Eine ebenfalls im Zentrum in der Nähe von Dukhovshchina inhaftierte Person sagte mir, der Richter habe ihr und anderen gerade eine Frage gestellt: “Wissen Sie, dass Sie ohne Visum die russische Grenze überschritten haben?” Sie antworteten mit „Ja“. Und dann durften sie keine Fragen stellen. Sie haben das Gesetz gebrochen, also wurden sie verurteilt.

„Russland gewährt sehr selten Asyl“

Die einzige Möglichkeit, einer Abschiebung zu entgehen, ist ein Asylantrag. Aber selbst wenn sie den Antrag stellen, müssen sie ihre Geldstrafe bezahlen oder sogar ihre Haftstrafen verbüßen. Und Russland gewährt sehr selten Asyl.

Zwischen dem 16. März 2020 und dem 30. September 2021 war es wegen Covid-19 verboten, Menschen aus Russland abzuschieben.
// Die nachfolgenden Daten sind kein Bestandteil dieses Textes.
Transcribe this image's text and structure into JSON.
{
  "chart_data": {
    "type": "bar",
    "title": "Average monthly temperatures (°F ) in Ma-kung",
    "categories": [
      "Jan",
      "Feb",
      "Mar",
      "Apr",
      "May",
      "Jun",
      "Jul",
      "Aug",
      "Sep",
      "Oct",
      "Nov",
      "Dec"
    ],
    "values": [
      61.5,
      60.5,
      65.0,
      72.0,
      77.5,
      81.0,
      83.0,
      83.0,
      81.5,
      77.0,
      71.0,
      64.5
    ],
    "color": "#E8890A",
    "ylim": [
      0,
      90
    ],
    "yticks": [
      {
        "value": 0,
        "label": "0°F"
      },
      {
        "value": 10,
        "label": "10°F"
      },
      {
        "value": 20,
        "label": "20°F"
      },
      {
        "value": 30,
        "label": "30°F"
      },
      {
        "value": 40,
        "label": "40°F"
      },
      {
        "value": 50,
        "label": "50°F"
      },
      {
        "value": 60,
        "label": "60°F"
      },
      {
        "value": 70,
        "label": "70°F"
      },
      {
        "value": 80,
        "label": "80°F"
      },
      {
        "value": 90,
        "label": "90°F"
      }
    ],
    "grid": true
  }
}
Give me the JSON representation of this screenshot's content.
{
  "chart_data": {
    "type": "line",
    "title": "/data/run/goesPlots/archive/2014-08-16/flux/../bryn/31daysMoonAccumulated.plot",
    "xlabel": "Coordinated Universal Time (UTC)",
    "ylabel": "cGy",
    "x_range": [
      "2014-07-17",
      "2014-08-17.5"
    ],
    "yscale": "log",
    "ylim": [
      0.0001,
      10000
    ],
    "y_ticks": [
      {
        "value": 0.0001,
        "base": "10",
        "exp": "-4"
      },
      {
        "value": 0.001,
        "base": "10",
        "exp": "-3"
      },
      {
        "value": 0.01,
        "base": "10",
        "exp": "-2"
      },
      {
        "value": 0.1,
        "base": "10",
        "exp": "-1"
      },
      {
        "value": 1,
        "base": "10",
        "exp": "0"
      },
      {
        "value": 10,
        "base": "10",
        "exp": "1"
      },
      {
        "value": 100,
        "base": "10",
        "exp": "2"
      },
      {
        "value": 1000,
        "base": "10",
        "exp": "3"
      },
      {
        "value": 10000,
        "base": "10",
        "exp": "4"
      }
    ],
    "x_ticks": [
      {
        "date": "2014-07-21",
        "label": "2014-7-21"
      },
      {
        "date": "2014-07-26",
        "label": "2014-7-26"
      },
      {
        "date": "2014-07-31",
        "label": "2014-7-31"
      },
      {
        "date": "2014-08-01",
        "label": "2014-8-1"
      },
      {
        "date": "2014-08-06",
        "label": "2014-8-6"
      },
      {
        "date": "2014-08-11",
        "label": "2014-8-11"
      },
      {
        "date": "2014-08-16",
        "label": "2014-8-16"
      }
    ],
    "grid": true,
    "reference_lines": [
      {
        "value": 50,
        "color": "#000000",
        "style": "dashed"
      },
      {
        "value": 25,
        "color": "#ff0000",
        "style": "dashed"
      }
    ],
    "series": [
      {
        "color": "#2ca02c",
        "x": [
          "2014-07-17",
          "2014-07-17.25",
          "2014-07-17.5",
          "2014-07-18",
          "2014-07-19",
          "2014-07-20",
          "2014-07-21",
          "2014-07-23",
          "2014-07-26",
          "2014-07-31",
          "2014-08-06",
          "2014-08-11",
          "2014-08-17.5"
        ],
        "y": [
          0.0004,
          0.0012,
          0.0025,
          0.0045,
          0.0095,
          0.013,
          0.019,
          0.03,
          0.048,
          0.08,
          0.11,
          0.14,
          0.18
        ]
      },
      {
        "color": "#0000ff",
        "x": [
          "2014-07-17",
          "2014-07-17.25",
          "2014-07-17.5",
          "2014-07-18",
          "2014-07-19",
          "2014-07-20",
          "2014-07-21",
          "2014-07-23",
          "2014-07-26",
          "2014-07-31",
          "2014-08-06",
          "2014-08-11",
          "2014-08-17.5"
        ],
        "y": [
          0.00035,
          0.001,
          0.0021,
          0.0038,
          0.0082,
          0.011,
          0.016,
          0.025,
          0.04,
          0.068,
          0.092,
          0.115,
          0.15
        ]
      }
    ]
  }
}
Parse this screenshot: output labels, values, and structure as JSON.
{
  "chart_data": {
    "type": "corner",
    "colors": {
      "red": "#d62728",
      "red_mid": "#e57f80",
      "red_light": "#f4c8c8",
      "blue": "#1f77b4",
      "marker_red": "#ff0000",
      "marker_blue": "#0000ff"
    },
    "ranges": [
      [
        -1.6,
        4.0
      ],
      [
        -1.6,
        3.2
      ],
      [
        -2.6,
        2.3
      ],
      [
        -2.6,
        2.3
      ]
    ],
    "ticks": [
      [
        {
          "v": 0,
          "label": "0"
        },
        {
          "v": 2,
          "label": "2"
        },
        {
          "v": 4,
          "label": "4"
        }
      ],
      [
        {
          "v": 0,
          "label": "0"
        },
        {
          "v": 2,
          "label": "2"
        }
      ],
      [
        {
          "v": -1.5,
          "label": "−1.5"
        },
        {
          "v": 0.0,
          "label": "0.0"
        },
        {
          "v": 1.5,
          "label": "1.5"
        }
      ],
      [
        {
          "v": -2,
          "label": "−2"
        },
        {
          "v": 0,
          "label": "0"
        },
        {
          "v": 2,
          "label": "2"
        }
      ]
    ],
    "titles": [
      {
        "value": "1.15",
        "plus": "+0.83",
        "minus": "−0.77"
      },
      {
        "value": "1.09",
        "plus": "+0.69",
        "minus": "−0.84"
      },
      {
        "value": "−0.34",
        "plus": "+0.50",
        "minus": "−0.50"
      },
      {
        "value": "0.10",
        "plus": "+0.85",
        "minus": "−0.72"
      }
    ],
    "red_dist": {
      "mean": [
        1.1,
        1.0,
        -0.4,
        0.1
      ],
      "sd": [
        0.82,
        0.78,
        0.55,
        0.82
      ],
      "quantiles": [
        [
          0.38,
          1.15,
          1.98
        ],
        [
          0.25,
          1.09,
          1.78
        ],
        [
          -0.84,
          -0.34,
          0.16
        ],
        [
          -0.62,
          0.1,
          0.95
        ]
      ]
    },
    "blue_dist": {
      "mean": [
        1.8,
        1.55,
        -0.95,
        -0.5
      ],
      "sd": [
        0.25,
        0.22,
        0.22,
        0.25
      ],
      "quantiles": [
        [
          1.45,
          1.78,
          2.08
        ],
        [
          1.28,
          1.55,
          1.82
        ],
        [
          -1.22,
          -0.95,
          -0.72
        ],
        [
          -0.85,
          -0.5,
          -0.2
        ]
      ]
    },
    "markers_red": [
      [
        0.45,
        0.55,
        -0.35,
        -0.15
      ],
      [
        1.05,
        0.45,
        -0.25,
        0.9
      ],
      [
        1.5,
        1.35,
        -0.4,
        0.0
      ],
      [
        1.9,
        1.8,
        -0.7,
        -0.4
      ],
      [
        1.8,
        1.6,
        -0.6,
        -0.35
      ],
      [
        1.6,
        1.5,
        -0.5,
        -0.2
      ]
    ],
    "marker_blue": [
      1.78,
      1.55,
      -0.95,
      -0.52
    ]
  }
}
Es gab sogar eine Art Amnestie: Menschen ohne Visum konnten sich bei den Behörden anmelden. Aber seit dem 30. September werden festgenommene Menschen ohne Papiere wieder in Haftanstalten geschickt. Angesichts der anhaltenden Pandemie ist es jedoch schwer zu wissen, wann sie abgeschoben werden.

Normalerweise kauft der russische Staat das Flugticket und die Person kann zwei Jahre warten, bevor sie zurückgeschickt wird. Sie können aber auch ihr eigenes Ticket bezahlen, wenn sie früher abreisen möchten.

In Russland sind viele Afrikaner seit Jahren legal aufhältig, versuchen aber möglicherweise trotzdem, in die EU zu gelangen, beispielsweise wenn sie ihr Visum nicht verlängern können oder ihr Asylantrag in Russland abgelehnt wird.